KERTASONLINE.COM – Universitas Fajar (Unifa) beberapa waktu lalu telah menerapkan 2 aplikasi berbasis online untuk calon wisudawan/i melakukan pendaftaran wisuda ke-X, yang akan digelar 5 Oktober mendatang di Ballroom Lily B & Hotel Four-Point Sheraton Jl. Landak Baru.

Kepala Biro Akademik, Sumardin membeberkan bahwa penerapan ke-2 aplikasi tersebut bertujuan untuk memudahkan bagian Seksi Publikasi dan Dokumentasi serta mengurangi kesalahan penginputan data calon wisudawan/i nantinya.

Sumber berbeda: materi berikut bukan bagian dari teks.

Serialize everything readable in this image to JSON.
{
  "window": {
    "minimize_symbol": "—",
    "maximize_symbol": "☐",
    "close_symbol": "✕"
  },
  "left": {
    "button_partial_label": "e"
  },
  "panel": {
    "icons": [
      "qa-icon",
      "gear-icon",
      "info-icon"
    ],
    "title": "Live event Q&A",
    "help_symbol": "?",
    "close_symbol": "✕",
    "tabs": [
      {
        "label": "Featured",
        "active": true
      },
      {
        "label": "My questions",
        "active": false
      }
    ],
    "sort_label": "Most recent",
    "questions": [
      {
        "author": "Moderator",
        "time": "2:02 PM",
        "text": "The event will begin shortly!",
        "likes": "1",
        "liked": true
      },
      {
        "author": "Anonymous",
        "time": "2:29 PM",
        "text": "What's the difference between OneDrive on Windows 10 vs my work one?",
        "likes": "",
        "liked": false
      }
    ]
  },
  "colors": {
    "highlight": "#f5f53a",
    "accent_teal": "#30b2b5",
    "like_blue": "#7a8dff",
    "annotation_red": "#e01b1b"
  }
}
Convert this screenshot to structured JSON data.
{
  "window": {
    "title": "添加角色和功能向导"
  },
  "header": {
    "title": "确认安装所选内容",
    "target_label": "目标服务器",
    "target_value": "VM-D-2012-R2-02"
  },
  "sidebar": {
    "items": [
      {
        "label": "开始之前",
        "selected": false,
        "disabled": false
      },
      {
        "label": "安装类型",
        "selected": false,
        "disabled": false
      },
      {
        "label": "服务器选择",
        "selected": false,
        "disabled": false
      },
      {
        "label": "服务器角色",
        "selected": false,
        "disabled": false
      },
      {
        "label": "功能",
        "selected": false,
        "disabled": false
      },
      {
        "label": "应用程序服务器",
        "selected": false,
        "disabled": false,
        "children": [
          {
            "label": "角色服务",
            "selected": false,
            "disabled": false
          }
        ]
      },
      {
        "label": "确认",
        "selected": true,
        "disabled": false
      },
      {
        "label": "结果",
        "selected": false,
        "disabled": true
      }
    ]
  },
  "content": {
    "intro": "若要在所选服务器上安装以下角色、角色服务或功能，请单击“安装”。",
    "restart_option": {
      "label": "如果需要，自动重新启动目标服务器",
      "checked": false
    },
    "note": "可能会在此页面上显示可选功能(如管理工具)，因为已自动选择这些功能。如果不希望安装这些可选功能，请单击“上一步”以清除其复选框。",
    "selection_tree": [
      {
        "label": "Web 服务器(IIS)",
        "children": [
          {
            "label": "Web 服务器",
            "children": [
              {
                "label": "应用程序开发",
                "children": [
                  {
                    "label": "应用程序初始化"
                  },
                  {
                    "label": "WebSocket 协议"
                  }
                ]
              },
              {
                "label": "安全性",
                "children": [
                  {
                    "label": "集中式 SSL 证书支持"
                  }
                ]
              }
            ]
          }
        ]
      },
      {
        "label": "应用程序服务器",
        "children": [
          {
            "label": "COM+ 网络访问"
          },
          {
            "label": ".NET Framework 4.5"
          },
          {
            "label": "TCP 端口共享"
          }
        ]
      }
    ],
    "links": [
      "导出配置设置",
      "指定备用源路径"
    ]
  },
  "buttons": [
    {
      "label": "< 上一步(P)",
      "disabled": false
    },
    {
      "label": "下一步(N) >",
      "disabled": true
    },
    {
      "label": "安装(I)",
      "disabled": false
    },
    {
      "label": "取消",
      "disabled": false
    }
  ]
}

“Dia setting siapapun yang sudah masuk datanya, tinggal dia mau urutannya keberapa sesuai dengan hasil keputusan rapat, misalnya kayak kemarin pasca datanya sudah ada di dalam jadi cepatki bekerja, kalau selama ini teman-teman kerja sampai hari pelaksanaannya itu baru selesai, sekarang itu bisa jauh-jauh hari untuk mengurangi kesalahan makanya kita luncurkan,” beber Sumardin.

Lebih lanjut, ia menjelaskan 2 aplikasi tersebut yakni Wisuda.unifa.ac.id dan Aplikasi.id atau hpp.unifa.ac.id/regist, masing-masing di dalamnya memiliki satu akun dengan fungsi yang berbeda.

“Jadi Wisuda.unifa.ac.id itu untuk kebutuhan Sistem Akademik, tidak bisa diluluskan kalau dia nda login di situ. Yang kedua Aplikasi.id atau hpp.unifa.ac.id/regist itu untuk 3 kebutuhan seperti keperluan di koran, slide wisuda dan buku wisuda,” jelas dia.

Sementara itu, dia juga mengatakan bagi calon wisudawan/i yang melakukan pendaftaran menggunakan Wifi Unifa diwajibkan login ke Aplikasi.id dan jika menggunakan jaringan lain diharuskan mengakses hpp.unifa.ac.id/regist.

“Nanti sampai di rumah dia lihat baik-baik itu skripsinya mau edit, makanya kita siapkan itu hpp.unufa.ac.id/regist untuk memudahkan dia mengedit. Ketika dia login dengan stambuk dan akun mahasiswa, pada saat menyimpan dia wajib memasukkan password baru, dia wajib mengganti. Di data awal harus mengganti pada saat mau di edit nda perlu lagi. Tujuannya supaya temannya nda mengacak datanya,” pungkasnya.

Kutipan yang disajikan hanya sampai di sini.